High school in Columbia began in the 1880s, and by 1889, Columbia
established a two-year high school. The course of study was adjusted
to three years to meet state standards in 1895, and to four years in 1896.
Extracurricular activities naturally evolved. A literary society was formed
in 1898, and choral union, orchestra, and debate team were established
the following year. Sports teams were already present, although the district
did not provide paid coaches.
Soon overcrowding at Columbia High School became a concern. In 1909,
the community approved the demolition of the old school at 9th and Rogers
and the building of a new high school on that site. The new structure had
the district's first gymnasium and physical education credit was added
to graduation requirements. A coach was employed to work with the athletic
teams and an art/music teacher was hired. The first edition of the yearbook,
the Cresset, was published in 1912. Commercial studies, teacher training,
home economics, and mechanical drawing courses were added to the curriculum
Following the war, Columbia continued to grow. In 1925, the community
decided to build a new high school, this time on the country property of
the David H. Hickman estate. Construction began soon after, and Hickman
High School opened in 1927. Students in the high school manual trades program
built some of the furniture used to furnish the new school.
During World War II, curricular changes reflected the times; courses
in international relations, aeronautics, and home nursing were added. Hickman
participated in a massive fund-raising drive for the war effort and collected
salvage items.
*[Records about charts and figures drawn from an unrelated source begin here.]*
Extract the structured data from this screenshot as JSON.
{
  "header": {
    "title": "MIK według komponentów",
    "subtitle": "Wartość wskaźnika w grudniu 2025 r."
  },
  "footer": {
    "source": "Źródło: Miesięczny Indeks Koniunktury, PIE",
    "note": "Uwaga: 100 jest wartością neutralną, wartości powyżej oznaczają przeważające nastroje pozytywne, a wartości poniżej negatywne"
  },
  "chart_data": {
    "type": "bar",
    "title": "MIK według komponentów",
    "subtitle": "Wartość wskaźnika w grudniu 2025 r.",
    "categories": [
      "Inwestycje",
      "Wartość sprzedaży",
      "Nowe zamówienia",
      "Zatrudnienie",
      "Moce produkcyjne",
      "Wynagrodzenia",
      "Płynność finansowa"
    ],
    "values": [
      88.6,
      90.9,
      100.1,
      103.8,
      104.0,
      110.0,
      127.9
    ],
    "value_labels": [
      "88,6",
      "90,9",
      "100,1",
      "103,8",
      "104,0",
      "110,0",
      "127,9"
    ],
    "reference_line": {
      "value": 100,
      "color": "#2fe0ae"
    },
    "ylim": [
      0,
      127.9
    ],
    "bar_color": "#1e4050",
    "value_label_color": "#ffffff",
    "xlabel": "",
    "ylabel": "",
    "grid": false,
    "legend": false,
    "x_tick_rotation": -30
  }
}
Driver's education was offered for the first time in 1948,
and the tradition of requiring sophomores to wear beanies was restored.
In 1960, Hickman established an honors program to add rigor to its academics.
The green and white sophomore beanies were worn for the last time in 1961.David
Wheeler was named Hickman's first Presidential Scholar in 1964, the inaugural
year of the national recognition program. The Kewpies finally beat the
Jefferson City Jays in football in 1966, and four state championships in
three different sports proved Hickman an intimidating opponent.
National recognition came to Hickman in the 1980s, as Hickman was chosen
to receive the Excellence in Education (Blue Ribbon) Award in 1984-85.
President Ronald Reagan visited Hickman in 1987, and two students (Missouri's
quota) were tapped as Presidential Scholars in 1988.